Feriado

Salgo al mediodía, imposible despertarme antes, imposible salir antes. Abandono el pasillo eterno que da afuera, al exterior, al mundo resquebrajado, a las veredas frías, a las calles torcidas, a los edificios abandonados, a la soledad del día.

Un día feriado, ya no sé que es lo que se festeja. El aire de la calle corre lentamente, y el sol se esconde entre harapos grises y blancos. Un cielo desteñido asoma entre los árboles secos, y las sombras purpúreas de las casas tiñen las veredas solitarias y húmedas.

Tapo mis oídos con auriculares, ajusto los cables, manipulo el volumen, play, y camino, me desplazo, cambio de punto espacio temporal. Estoy en la parte oscura de la ciudad, en las afueras de un microcentro de cinco cuadras. Entro en una calle opaca, un par de autos estacionados, y la seguridad de que sus dueños se encuentran lejos, o dentro de sus casas.

Un solitario hombre trepado a una bicicleta demasiado grande para él, pasea un maletín negro, con muchas trabas y seguros. Me sorprende. Tres pasos y ya no me sorprende.
Tarareo una canción en voz alta, y estoy seguro que si quitara mis auriculares podría escuchar mi débil voz rebotando por toda la ciudad.

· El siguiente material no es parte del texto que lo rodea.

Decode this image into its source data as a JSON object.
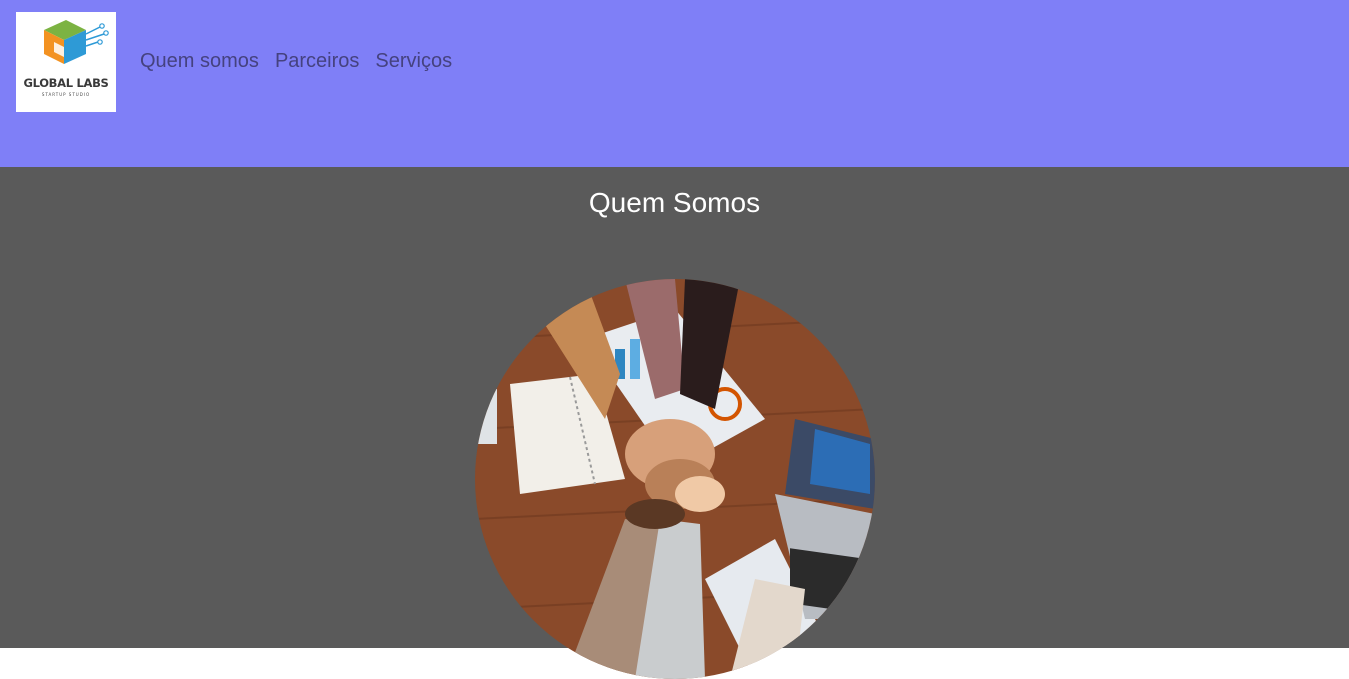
{
  "header": {
    "logo": {
      "title": "GLOBAL LABS",
      "subtitle": "STARTUP STUDIO"
    },
    "nav": [
      {
        "label": "Quem somos"
      },
      {
        "label": "Parceiros"
      },
      {
        "label": "Serviços"
      }
    ],
    "background_color": "#7f7ff7"
  },
  "main": {
    "title": "Quem Somos",
    "image_icon": "team-hands-together-photo",
    "background_color": "#5a5a5a"
  }
}
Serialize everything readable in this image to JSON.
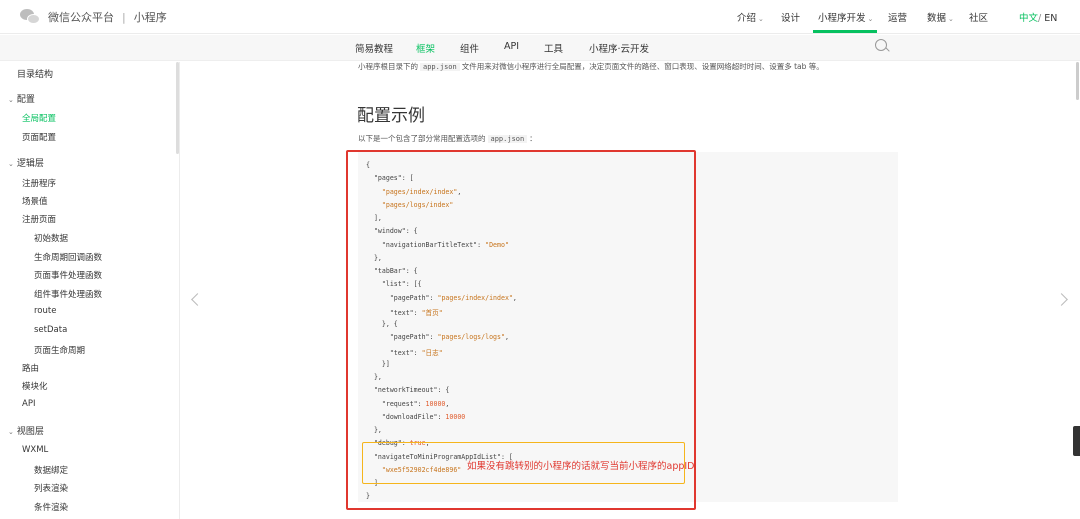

Camino dos cuadras y excepto por el sujeto de la bicicleta, no veo a nadie más. Vacío.
Me refugio en mi música, y la acoplo a la imagen. O al revés. La música como pincel para pintar la vida descolorida que nos rodea. La música como lupa para develar los verdaderos colores de la vida.
La música como medio para que casi me atropelle un colectivo de la línea 40.